10.  For the full list of Reading Courses, topics, and organizational schema, see Alderman, Harris, and Kent, eds., The Library of Southern Literature, Vol. 16, Section 2, 1-226.

11.  Ironically, since “critical realism” was perhaps the crucial measure of cultural importance for Pattee, Twain’s anti-imperial writings should have been elevated in importance in his assessment rather than mostly elided.  But Pattee’s survey was published in 1915, at the height of a new certainty that the U.S. needed to project imperial power in a dangerous age.  Such views of course were best embodied in the Jim Crow Colonialist policies of the Southerner who was the new U.S. President, Woodrow Wilson.

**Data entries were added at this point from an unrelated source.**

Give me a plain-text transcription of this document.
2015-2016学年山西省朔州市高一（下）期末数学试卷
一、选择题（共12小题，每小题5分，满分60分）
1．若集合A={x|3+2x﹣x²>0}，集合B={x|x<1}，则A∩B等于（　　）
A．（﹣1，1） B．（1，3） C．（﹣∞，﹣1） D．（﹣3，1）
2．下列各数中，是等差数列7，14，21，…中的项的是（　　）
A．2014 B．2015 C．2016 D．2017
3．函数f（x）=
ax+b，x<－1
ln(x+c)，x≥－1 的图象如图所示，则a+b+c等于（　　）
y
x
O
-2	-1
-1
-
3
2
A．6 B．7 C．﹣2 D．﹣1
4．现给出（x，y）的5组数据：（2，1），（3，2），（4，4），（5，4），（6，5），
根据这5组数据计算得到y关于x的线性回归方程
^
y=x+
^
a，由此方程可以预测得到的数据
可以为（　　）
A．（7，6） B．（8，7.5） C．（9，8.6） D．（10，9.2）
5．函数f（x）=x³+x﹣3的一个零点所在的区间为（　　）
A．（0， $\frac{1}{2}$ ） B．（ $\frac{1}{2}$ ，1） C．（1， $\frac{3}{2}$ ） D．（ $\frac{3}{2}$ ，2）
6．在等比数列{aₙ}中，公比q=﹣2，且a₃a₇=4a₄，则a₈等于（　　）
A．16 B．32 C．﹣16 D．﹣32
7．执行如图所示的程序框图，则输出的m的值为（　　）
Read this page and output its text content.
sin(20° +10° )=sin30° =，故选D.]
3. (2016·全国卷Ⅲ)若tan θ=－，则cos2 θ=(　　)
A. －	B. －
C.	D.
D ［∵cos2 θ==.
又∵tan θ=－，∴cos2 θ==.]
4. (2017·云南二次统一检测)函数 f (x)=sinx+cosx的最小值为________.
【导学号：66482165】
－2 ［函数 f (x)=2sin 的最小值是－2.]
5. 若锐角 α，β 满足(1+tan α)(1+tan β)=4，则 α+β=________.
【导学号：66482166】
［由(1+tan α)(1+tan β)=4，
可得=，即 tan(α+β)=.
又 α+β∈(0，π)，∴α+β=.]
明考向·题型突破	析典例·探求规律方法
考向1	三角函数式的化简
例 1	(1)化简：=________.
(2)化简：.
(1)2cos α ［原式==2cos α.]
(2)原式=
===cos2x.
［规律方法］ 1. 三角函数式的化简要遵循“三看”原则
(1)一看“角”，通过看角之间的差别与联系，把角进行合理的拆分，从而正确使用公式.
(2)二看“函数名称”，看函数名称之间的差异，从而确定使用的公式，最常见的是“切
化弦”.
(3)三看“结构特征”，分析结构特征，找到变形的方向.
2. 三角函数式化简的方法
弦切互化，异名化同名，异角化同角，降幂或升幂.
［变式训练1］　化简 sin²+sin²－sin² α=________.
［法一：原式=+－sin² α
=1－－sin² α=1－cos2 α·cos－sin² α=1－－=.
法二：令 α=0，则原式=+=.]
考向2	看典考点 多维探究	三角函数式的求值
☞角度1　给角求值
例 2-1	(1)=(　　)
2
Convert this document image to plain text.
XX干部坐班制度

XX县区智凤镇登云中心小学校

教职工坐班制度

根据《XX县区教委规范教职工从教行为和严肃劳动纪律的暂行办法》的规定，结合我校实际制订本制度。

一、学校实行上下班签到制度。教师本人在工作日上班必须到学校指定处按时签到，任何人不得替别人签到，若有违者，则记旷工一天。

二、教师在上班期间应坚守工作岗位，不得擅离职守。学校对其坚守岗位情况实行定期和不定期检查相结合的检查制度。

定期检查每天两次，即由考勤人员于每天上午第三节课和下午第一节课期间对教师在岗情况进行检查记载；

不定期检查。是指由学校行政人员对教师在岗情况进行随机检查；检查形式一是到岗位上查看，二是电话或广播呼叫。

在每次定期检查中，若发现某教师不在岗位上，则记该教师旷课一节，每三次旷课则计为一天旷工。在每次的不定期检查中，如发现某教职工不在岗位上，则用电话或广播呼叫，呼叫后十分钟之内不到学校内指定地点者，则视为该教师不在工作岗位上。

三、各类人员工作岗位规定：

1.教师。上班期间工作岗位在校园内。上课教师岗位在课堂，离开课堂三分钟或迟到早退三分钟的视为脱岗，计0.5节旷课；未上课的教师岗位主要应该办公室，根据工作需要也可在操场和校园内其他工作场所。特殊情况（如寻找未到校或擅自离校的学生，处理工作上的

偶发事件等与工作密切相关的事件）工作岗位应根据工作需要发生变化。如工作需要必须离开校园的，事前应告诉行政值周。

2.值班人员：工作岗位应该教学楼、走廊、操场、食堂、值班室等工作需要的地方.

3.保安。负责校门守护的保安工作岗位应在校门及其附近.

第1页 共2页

12. Parrington’s paring of essential New South writers down to just a few was widely influential.  Witness Granville Hicks in 1933, in The Great Tradition: An Interpretation of American Literature Since the Civil War, arguing that the careers of even the best Southern writers like Twain followed a downward curve into decadence, cliché, and mere entertainment because they were too willing to retreat into the past rather than confront the contradictions of the present.  Or watch Van Wyck Brooks in 1952, as he casts the entire New South into an Orientalist netherworld awaiting the light of genius:  “In the opening decade of the twentieth century the light and air of a larger world were filtering through the once closed shutters of the old solid South and within a generation the time was coming when William Faulkner and various others were to make this in a way the most luminous of American regions.  Where did this movement of mind begin?” (The Confident Years 337). 

Jay B. Hubbell is an exception to my generalization about how anthologies from the 1930s through the 1950s and beyond followed Parrington and negatively treated almost all New South literature.  Michael Kreyling rightly says that Hubbell “had probably done more than the pre-World War I anthologists to keep alive the literature of the South and fold it into the emerging mainstream of American literature,” via his two-volume American Life in Literature of 1936 (Inventing Southern Literature 59).  After World War II Hubbell published The South in American Literature, which became the standard history for a generation of scholars and readers.  Hubbell’s work, however, was not wholly out of line with earlier New South projects of canon formation, particularly Alderman’s, Harris’, and Kent’s Library of Southern Literature.  Key scholars of Southern literature from the 1950s and 1960s and later whom Kreyling studies, such as Louis B. Rubin, Jr., have important roots in Hubbell’s example (and in Hubbell’s antecedents), despite methodological differences.